From Boyer: “I come across a headline: “Attitude Is Everything for Breast Cancer Survivor.” I look for the headline “Attitude Is Everything for Ebola Patient” or “Attitude Is Everything for Guy with Diabetes” or “Attitude Is Everything for Those with Congenital Syphilis” or “Attitude Is Everything with Lead Poisoning” or “Attitude Is Everything When a Dog Bites Your Hand” or “Attitude Is Everything for Gunshot Victim” or “Attitude Is Everything for a Tween with a Hangover” or “Attitude Is Everything for a Coyote Struck by a Ford F150” or “Attitude Is Everything for Gravity” or “Attitude Is Everything for the Water Cycle” or “Attitude Is Everything for Survivor of Varicose Veins” or “Attitude Is Everything for Dying Coral Reef.”
Attitude is the style of the self-conscious target.
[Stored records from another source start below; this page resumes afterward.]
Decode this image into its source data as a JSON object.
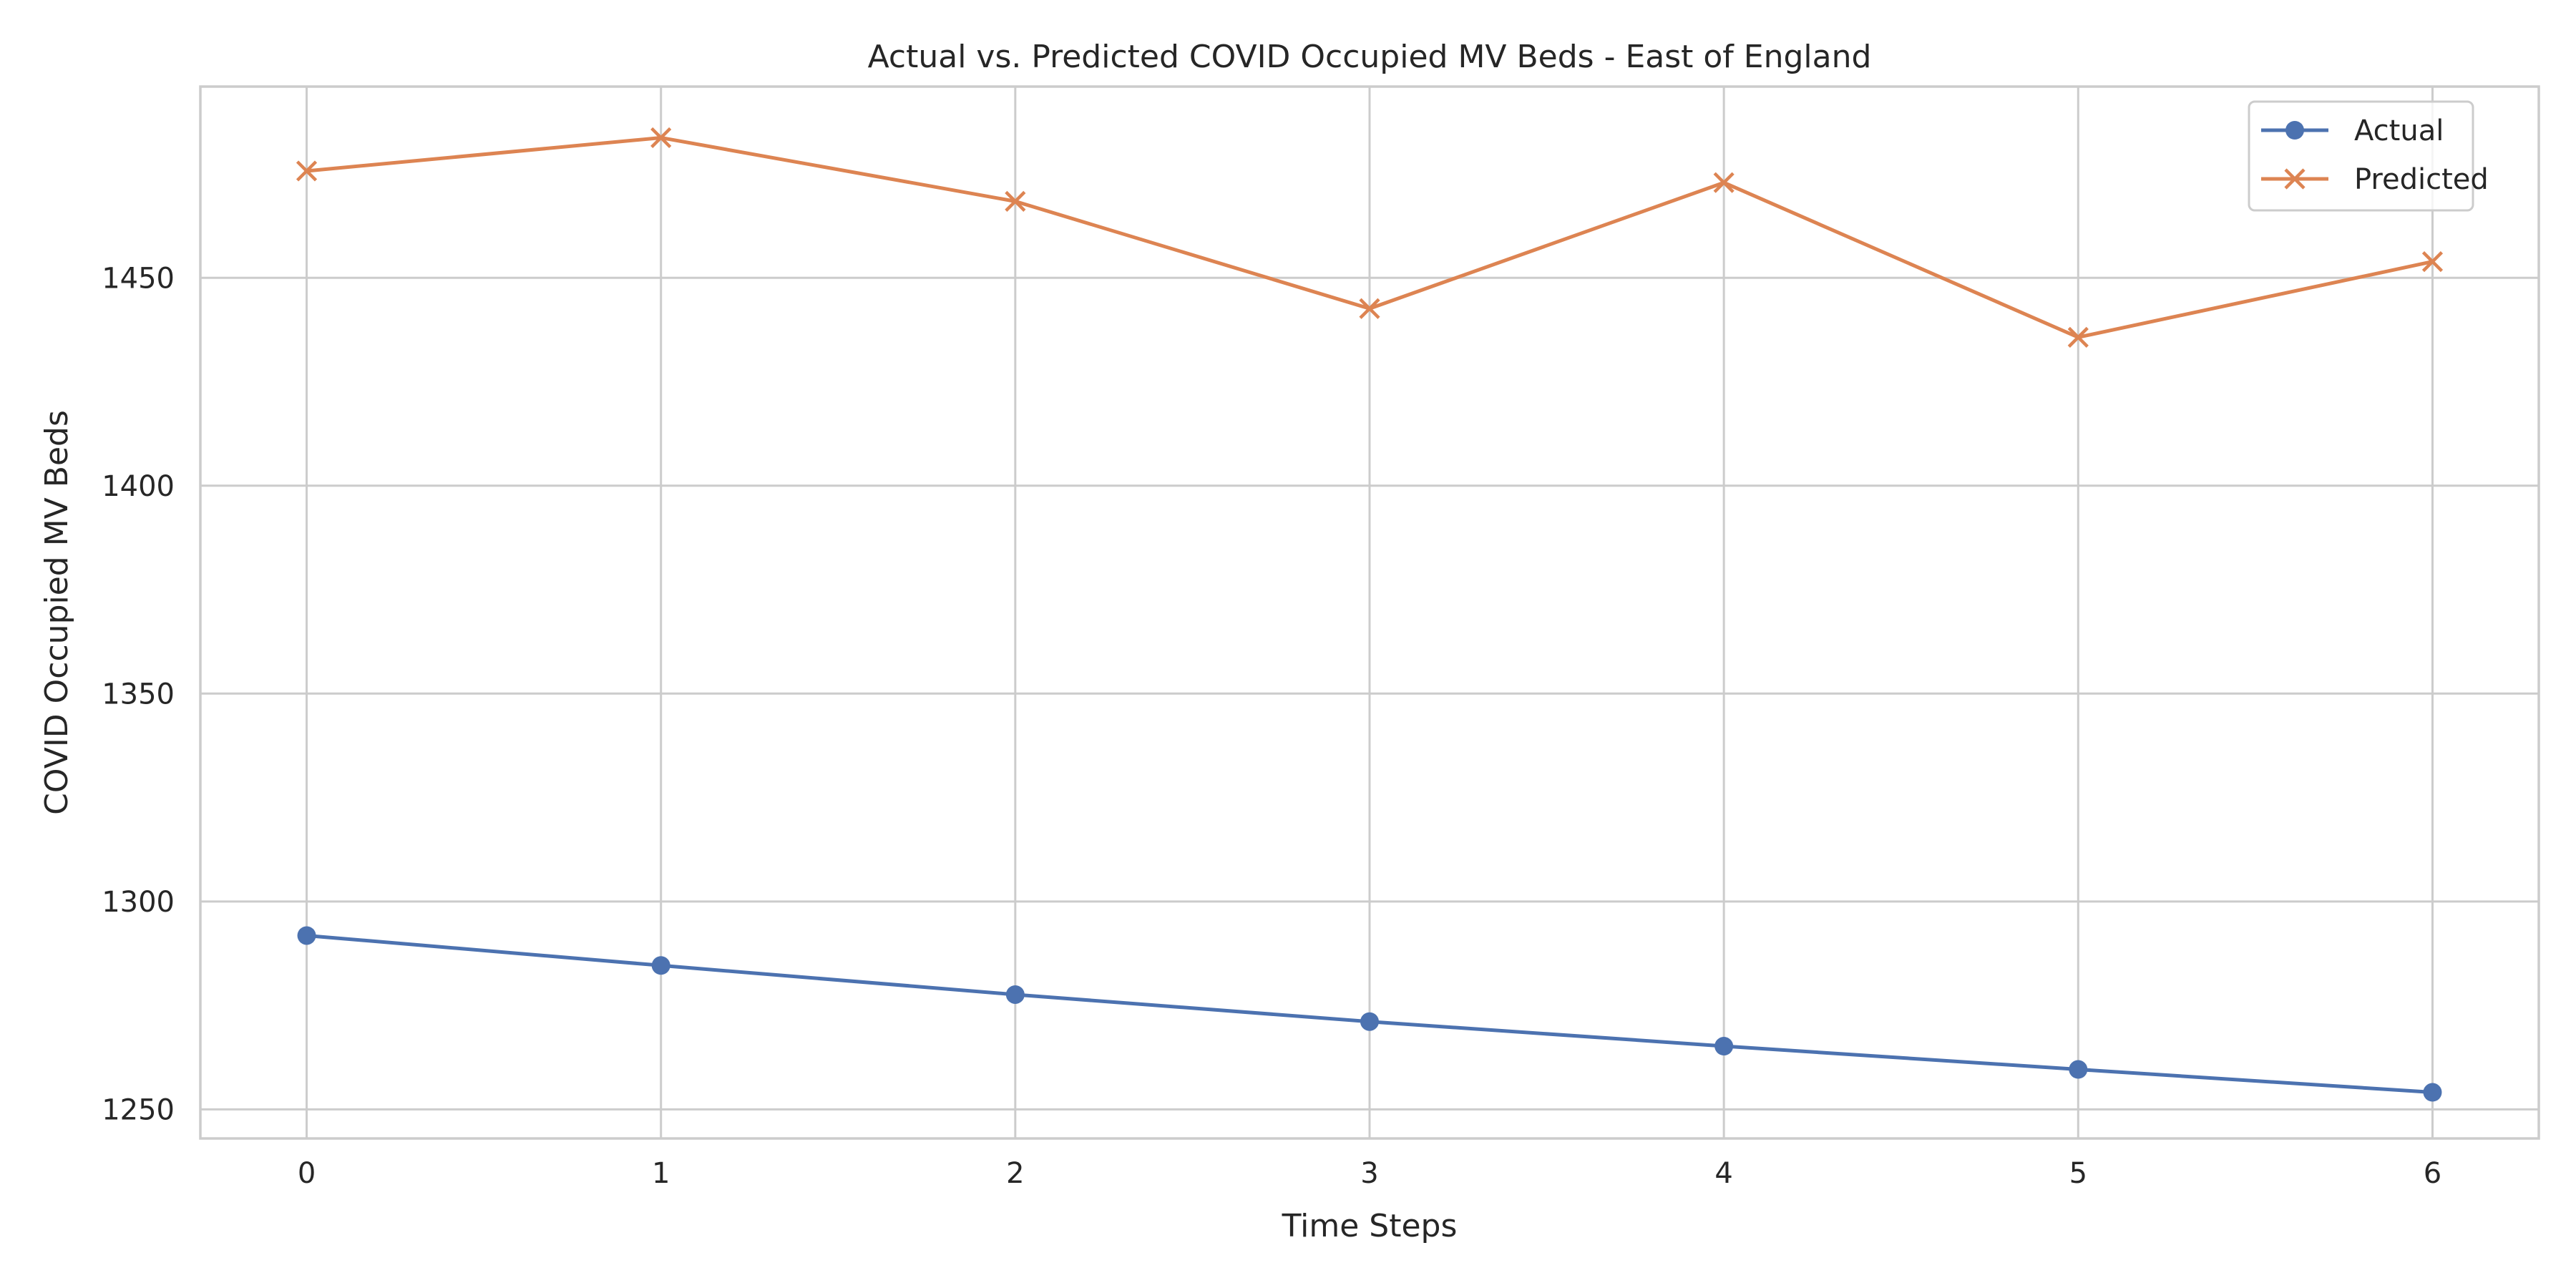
{
  "chart_data": {
    "type": "line",
    "title": "Actual vs. Predicted COVID Occupied MV Beds - East of England",
    "xlabel": "Time Steps",
    "ylabel": "COVID Occupied MV Beds",
    "x": [
      0,
      1,
      2,
      3,
      4,
      5,
      6
    ],
    "xticks": [
      "0",
      "1",
      "2",
      "3",
      "4",
      "5",
      "6"
    ],
    "yticks": [
      1250,
      1300,
      1350,
      1400,
      1450
    ],
    "xlim": [
      -0.3,
      6.3
    ],
    "ylim": [
      1243,
      1496
    ],
    "grid": true,
    "legend_position": "top-right",
    "series": [
      {
        "name": "Actual",
        "marker": "circle",
        "color": "#4c72b0",
        "values": [
          1291.8,
          1284.6,
          1277.6,
          1271.1,
          1265.2,
          1259.6,
          1254.1
        ]
      },
      {
        "name": "Predicted",
        "marker": "x",
        "color": "#dd8452",
        "values": [
          1475.7,
          1483.7,
          1468.4,
          1442.6,
          1472.9,
          1435.7,
          1453.9
        ]
      }
    ]
  }
}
To free yourself of targethood is beyond the individualist ideology, which settles for targeted compromises with targethood. I think Boyer’s book is a gesture towards a larger settlement, not with mortality – which is the kind of settlement John Donne tries to make in Devotions upon Emergent Occasions – but with the conditions impinging on the wildly different destinies summarized in the mortality index of contemporary neoliberalism. But there is some faint promise of paradise in Donne too, which winds its way through our cancers and chemo and echoes, to paraphrase Lou Reed even now, we who have so much, and those who have so little, and those who don’t have anything at all:
“Even my spots belong to thy Son's body, and are part of that which he came down to this earth to fetch, and challenge, and assume to himself. When I open my spots I do but present him with that which is his; and till I do so, I detain and withhold his right. When therefore thou seest them upon me, as his, and seest them by this way of confession, they shall not appear to me as the pinches of death, to decline my fear to hell (for thou hast not left thy holy one in hell, thy Son is not there); but these spots upon my breast, and upon my soul, shall appear to me as the constellations of the firmament, to direct my contemplation to that place where thy Son is, thy right hand.”